According to the report, the FDI flows to developed countries remained at a historically low level, falling by a further 6 percent to an estimated $643 billion. It also said that global FDI remained flat in 2019 at $1.39 trillion, a 1 percent decline from a revised $1.41 trillion in 2018. This is against the backdrop of weaker macroeconomic performance and policy uncertainty for investors, including trade tensions. Besides, it showed that cross-border M&As decreased by 40 percent in 2019 to $490 billion - the lowest level since 2014. Slowed down by sluggish Eurozone growth and Brexit, European M&A sales halved to $190 billion.

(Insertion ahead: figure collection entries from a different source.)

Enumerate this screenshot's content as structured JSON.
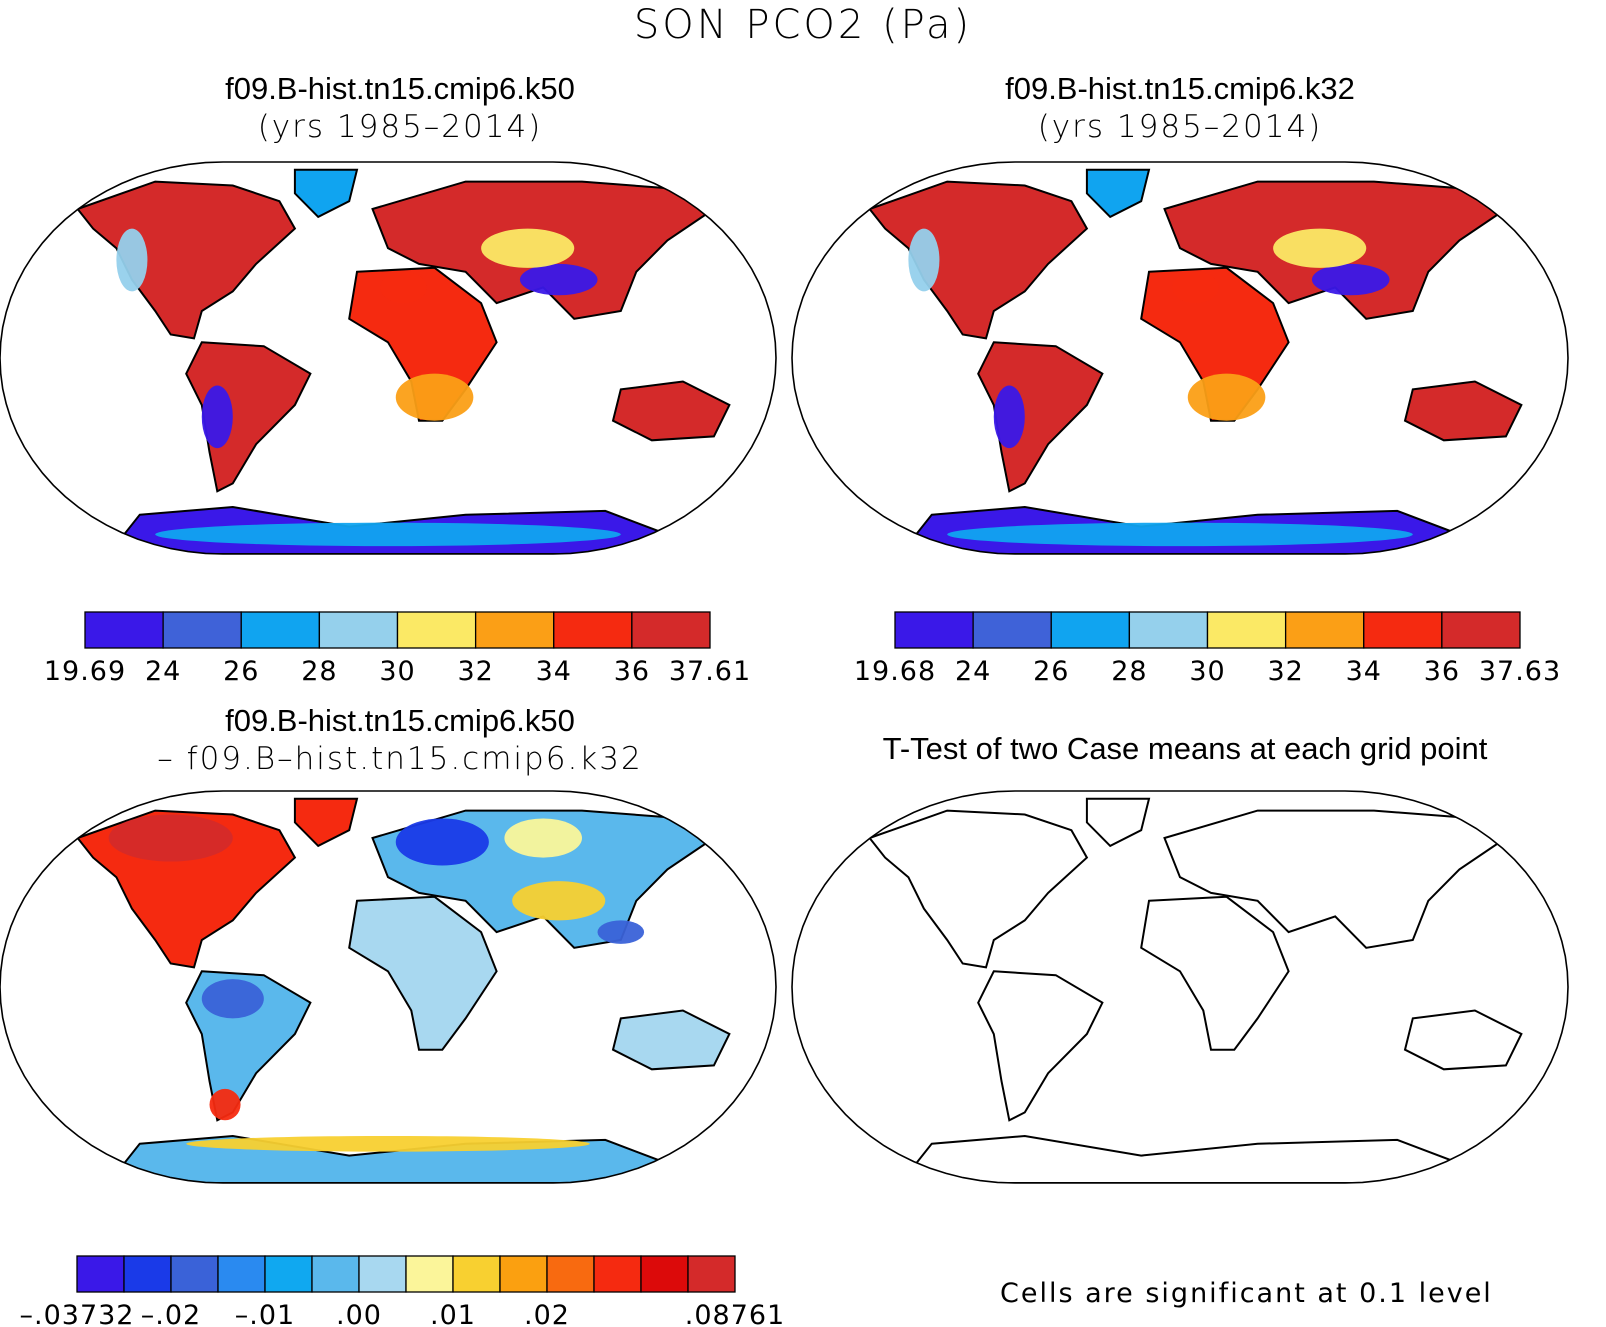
{
  "figure": {
    "title": "SON PCO2 (Pa)"
  },
  "panels": [
    {
      "id": "k50",
      "title_line1": "f09.B-hist.tn15.cmip6.k50",
      "title_line2": "(yrs 1985–2014)",
      "colorbar": {
        "colors": [
          "#3a18e8",
          "#3f62d8",
          "#10a4f0",
          "#95d0ec",
          "#fbe965",
          "#fb9f16",
          "#f52a10",
          "#d42a2a"
        ],
        "labels": [
          "19.69",
          "24",
          "26",
          "28",
          "30",
          "32",
          "34",
          "36",
          "37.61"
        ]
      }
    },
    {
      "id": "k32",
      "title_line1": "f09.B-hist.tn15.cmip6.k32",
      "title_line2": "(yrs 1985–2014)",
      "colorbar": {
        "colors": [
          "#3a18e8",
          "#3f62d8",
          "#10a4f0",
          "#95d0ec",
          "#fbe965",
          "#fb9f16",
          "#f52a10",
          "#d42a2a"
        ],
        "labels": [
          "19.68",
          "24",
          "26",
          "28",
          "30",
          "32",
          "34",
          "36",
          "37.63"
        ]
      }
    },
    {
      "id": "diff",
      "title_line1": "f09.B-hist.tn15.cmip6.k50",
      "title_line2": "– f09.B–hist.tn15.cmip6.k32",
      "colorbar": {
        "colors": [
          "#3a18e8",
          "#1a3ae8",
          "#3a62d8",
          "#2a8af0",
          "#10a8f0",
          "#5ab8ec",
          "#a8d8f0",
          "#fbf59a",
          "#f8d030",
          "#fba010",
          "#f86a10",
          "#f52a10",
          "#dc0a0a",
          "#d42a2a"
        ],
        "labels": [
          "–.03732",
          "–.02",
          "–.01",
          ".00",
          ".01",
          ".02",
          ".08761"
        ]
      }
    },
    {
      "id": "ttest",
      "title_line1": "T-Test of two Case means at each grid point",
      "footnote": "Cells are significant at 0.1 level"
    }
  ]
}
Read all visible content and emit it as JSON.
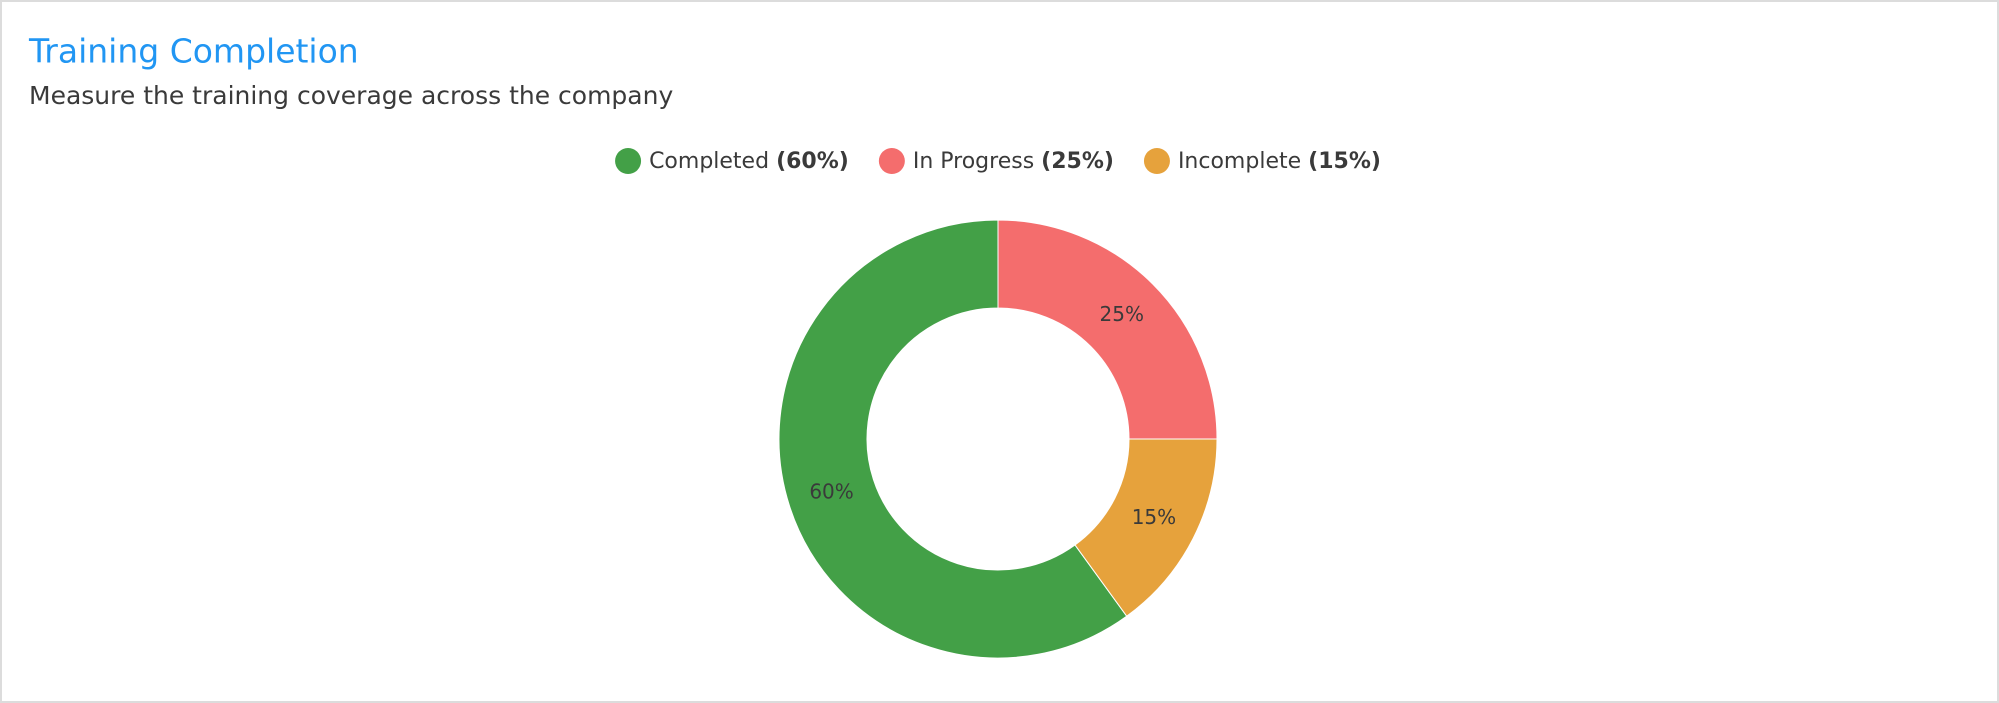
{
  "chart_data": {
    "type": "donut",
    "title": "Training Completion",
    "subtitle": "Measure the training coverage across the company",
    "categories": [
      "Completed",
      "In Progress",
      "Incomplete"
    ],
    "values": [
      60,
      25,
      15
    ],
    "value_labels": [
      "60%",
      "25%",
      "15%"
    ],
    "legend_value_labels": [
      "(60%)",
      "(25%)",
      "(15%)"
    ],
    "colors": [
      "#43a047",
      "#f46d6d",
      "#e6a23c"
    ],
    "legend": "top"
  }
}
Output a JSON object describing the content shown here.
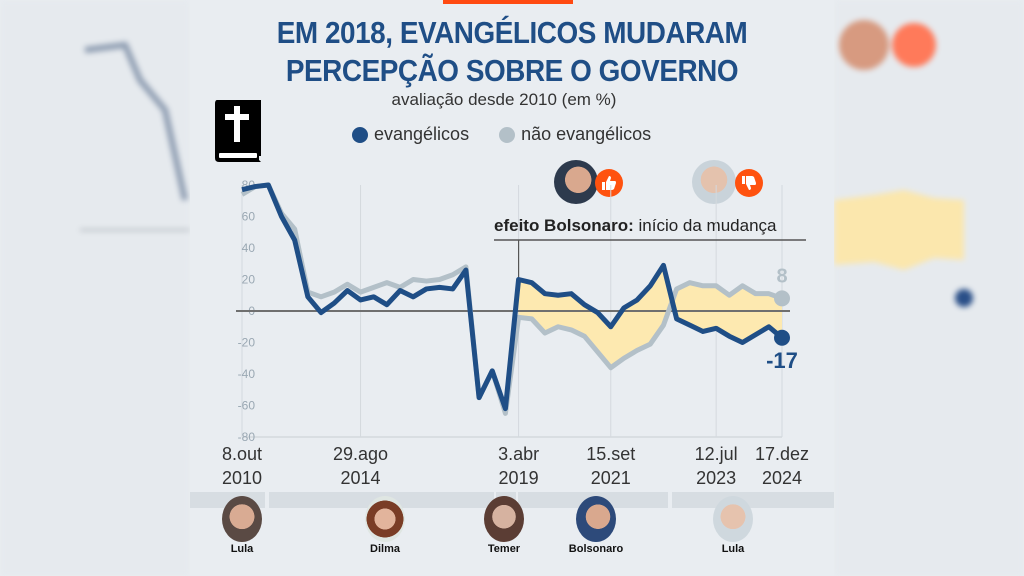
{
  "title_lines": [
    "EM 2018, EVANGÉLICOS MUDARAM",
    "PERCEPÇÃO SOBRE O GOVERNO"
  ],
  "subtitle": "avaliação desde 2010 (em %)",
  "legend": [
    {
      "label": "evangélicos",
      "color": "#1f4e86"
    },
    {
      "label": "não evangélicos",
      "color": "#b3c0c8"
    }
  ],
  "annotation": {
    "bold": "efeito Bolsonaro:",
    "rest": " início da mudança"
  },
  "end_labels": {
    "nao_evangelicos": "8",
    "evangelicos": "-17"
  },
  "x_labels": [
    {
      "day": "8.out",
      "year": "2010"
    },
    {
      "day": "29.ago",
      "year": "2014"
    },
    {
      "day": "3.abr",
      "year": "2019"
    },
    {
      "day": "15.set",
      "year": "2021"
    },
    {
      "day": "12.jul",
      "year": "2023"
    },
    {
      "day": "17.dez",
      "year": "2024"
    }
  ],
  "presidents": [
    {
      "name": "Lula",
      "color": "#b98a74"
    },
    {
      "name": "Dilma",
      "color": "#a9735c"
    },
    {
      "name": "Temer",
      "color": "#8f7466"
    },
    {
      "name": "Bolsonaro",
      "color": "#a47f6b"
    },
    {
      "name": "Lula",
      "color": "#c9a493"
    }
  ],
  "icons": {
    "bible": "bible-icon",
    "thumbs_up": "thumbs-up-icon",
    "thumbs_down": "thumbs-down-icon"
  },
  "colors": {
    "accent": "#ff4a12",
    "evangelicos": "#1f4e86",
    "nao_evangelicos": "#b3c0c8",
    "fill": "#fde9b0"
  },
  "chart_data": {
    "type": "line",
    "title": "EM 2018, EVANGÉLICOS MUDARAM PERCEPÇÃO SOBRE O GOVERNO",
    "subtitle": "avaliação desde 2010 (em %)",
    "ylim": [
      -80,
      80
    ],
    "yticks": [
      "80",
      "60",
      "40",
      "20",
      "0",
      "-20",
      "-40",
      "-60",
      "-80"
    ],
    "ytick_values": [
      80,
      60,
      40,
      20,
      0,
      -20,
      -40,
      -60,
      -80
    ],
    "x_index_labels": {
      "0": "8.out 2010",
      "9": "29.ago 2014",
      "21": "3.abr 2019",
      "28": "15.set 2021",
      "36": "12.jul 2023",
      "41": "17.dez 2024"
    },
    "fill_from_index": 21,
    "series": [
      {
        "name": "não evangélicos",
        "values": [
          74,
          79,
          80,
          62,
          52,
          12,
          9,
          12,
          17,
          12,
          15,
          18,
          15,
          20,
          19,
          20,
          23,
          28,
          -55,
          -38,
          -65,
          -4,
          -5,
          -14,
          -10,
          -12,
          -16,
          -26,
          -36,
          -30,
          -25,
          -21,
          -9,
          14,
          18,
          16,
          16,
          10,
          16,
          11,
          11,
          8
        ]
      },
      {
        "name": "evangélicos",
        "values": [
          77,
          79,
          80,
          60,
          45,
          9,
          -1,
          5,
          13,
          7,
          9,
          4,
          13,
          9,
          14,
          15,
          14,
          26,
          -55,
          -38,
          -62,
          20,
          18,
          11,
          10,
          11,
          4,
          -1,
          -10,
          2,
          7,
          16,
          29,
          -5,
          -9,
          -13,
          -11,
          -16,
          -20,
          -15,
          -10,
          -17
        ]
      }
    ]
  }
}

Deals targeting United States companies remained significant - accounting for 31 per cent of total M&As.
Going ahead, the report expects the FDI flows to rise moderately in 2020, as current projections show the global economy to improve somewhat from its weakest performance since the global financial crisis in 2009. It also said GDP growth, gross fixed capital formation and trade are projected to rise, both at the global level and, especially, in several large emerging markets. It also expects corporate profits to remain high and signs of waning trade tensions emerge. However, it said that the decrease of announced greenfield projects by 22 per cent - an indicator of future trends, high geopolitical risks and concerns about a further shift towards protectionist policies temper expectations.